# Small nut driver needed



## Gary Armitstead (Jan 2, 2008)

Hi All, 

I recently purchased an Accucraft C19 sparkie. I'm trying to find a 2 mm. nut driver to fasten the whistle arm to the whistle. I've looked everywhere and can't find one. Any suggestions from those who have these engines?


----------



## jimtyp (Jan 2, 2008)

McMaster-Carr 

part #52965A24


----------



## Gary Armitstead (Jan 2, 2008)

jimtyp 

I checked with McMaster-Carr online and found the number you gave me. The nut checks 2.06 mm. or .081". I think I'll order both the 2mm. and the 3/32 drivers. Hope either one will work. I don't want to "round-over" the hex head! THX for your help.


----------



## jimtyp (Jan 2, 2008)

Glad to help. Hope it works. Let us know. 
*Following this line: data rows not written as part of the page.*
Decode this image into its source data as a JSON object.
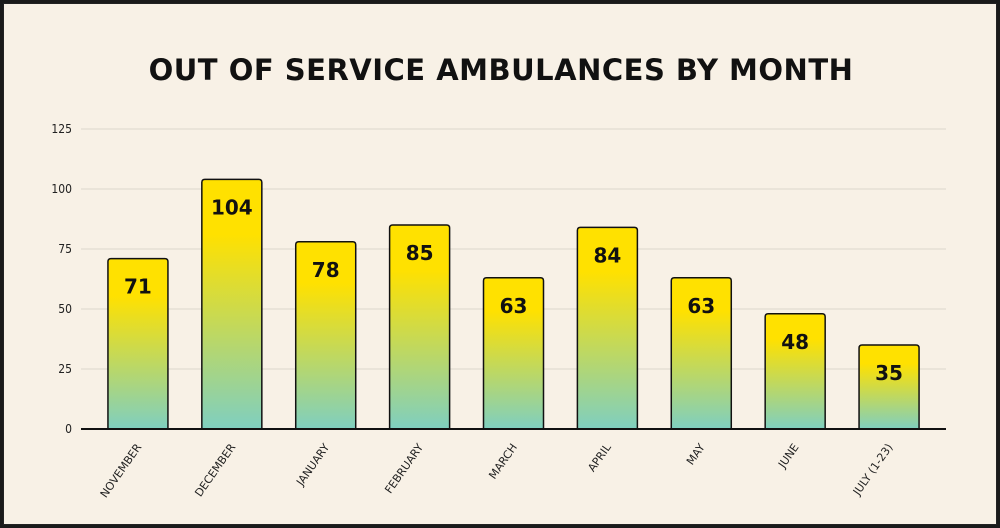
{
  "chart_data": {
    "type": "bar",
    "title": "OUT OF SERVICE AMBULANCES BY MONTH",
    "categories": [
      "NOVEMBER",
      "DECEMBER",
      "JANUARY",
      "FEBRUARY",
      "MARCH",
      "APRIL",
      "MAY",
      "JUNE",
      "JULY (1-23)"
    ],
    "values": [
      71,
      104,
      78,
      85,
      63,
      84,
      63,
      48,
      35
    ],
    "data_labels": [
      "71",
      "104",
      "78",
      "85",
      "63",
      "84",
      "63",
      "48",
      "35"
    ],
    "y_ticks": [
      "0",
      "25",
      "50",
      "75",
      "100",
      "125"
    ],
    "ylim": [
      0,
      125
    ],
    "grid": true,
    "colors": {
      "background": "#f8f1e6",
      "bar_top": "#ffe100",
      "bar_bottom": "#7fcfc0",
      "gridline": "#dcd6cc",
      "axis": "#111111"
    }
  }
}
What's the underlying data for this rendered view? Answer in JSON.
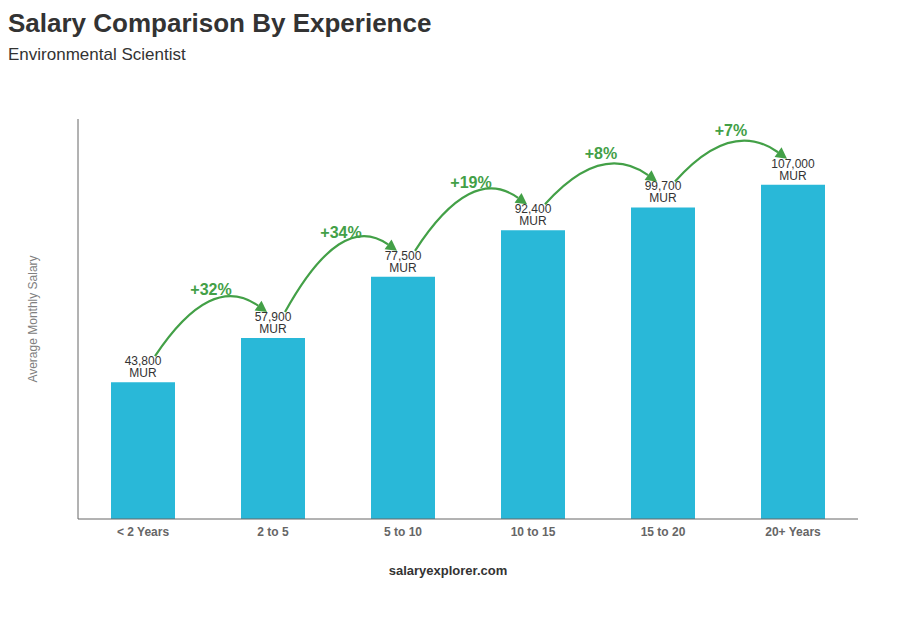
{
  "chart_data": {
    "type": "bar",
    "title": "Salary Comparison By Experience",
    "subtitle": "Environmental Scientist",
    "ylabel": "Average Monthly Salary",
    "source": "salaryexplorer.com",
    "categories": [
      "< 2 Years",
      "2 to 5",
      "5 to 10",
      "10 to 15",
      "15 to 20",
      "20+ Years"
    ],
    "values": [
      43800,
      57900,
      77500,
      92400,
      99700,
      107000
    ],
    "value_labels": [
      "43,800 MUR",
      "57,900 MUR",
      "77,500 MUR",
      "92,400 MUR",
      "99,700 MUR",
      "107,000 MUR"
    ],
    "data_labels": true,
    "annotations": [
      "+32%",
      "+34%",
      "+19%",
      "+8%",
      "+7%"
    ],
    "color": "#29b8d8",
    "ylim": [
      0,
      128000
    ],
    "grid": false,
    "tick_labels": "x"
  }
}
How did you find out that the 2mm checks 2.06mm?


----------



## Gary Armitstead (Jan 2, 2008)

Actually I checked the head on the screw with digital calipers and this screw (from Accucraft) checked at 2.06 mm. or .081". This screw sounds like an oddball to me. 
I was a tool and die maker before I retired. These sizes are off-the-wall as far as I can tell. It would be nice if the manufacturer in China would get some standards! I see now why a nut driver was NOT included with the engine.


----------



## Mike Reilley (Jan 2, 2008)

Gary...while you at it...order the 1.6mm nut driver. If you have Accucraft stuff, you'll find you'll need it eventually. AND...if you search the archives, you'll find more on this Accucraft nut driver issue and how folks solved it. This has come up many times.


----------



## Gary Armitstead (Jan 2, 2008)

Thanks Mike. I'll check it out.


----------



## livesteam5629 (Jan 2, 2008)

Gary, 
You are right about the Chinese stuff being off the wall. Try mixing and matching European (German) Metrics with Chinese Metrics..it don't work! Some one this forum once said metrics are metrics..not so as far as the stuff coming from China. Anyhow I run down to my local hardware store and find some socket head bolts (metric) for the hexhead bolt I am trying to drive. The sockets come in all sizes. So far this has worked for me. 
Noel


----------



## Ironton (Jan 2, 2008)

The 2 mm might check to 2.06 due to paint. Accucraft sometimes puts a very heavy coat of paint on its bolts and nuts.


----------



## Gary Armitstead (Jan 2, 2008)

Rich, 

Good point on the paint issue. I never thought about that!


----------



## Paul Norton (Jan 8, 2008)

Allen Head Bolts make inexpensive drivers for small nuts like those used to install Kadee couplers. I shrink-wrap the threads for comfort. For tough to remove nuts, the bolt can be placed in a reversible drill.


----------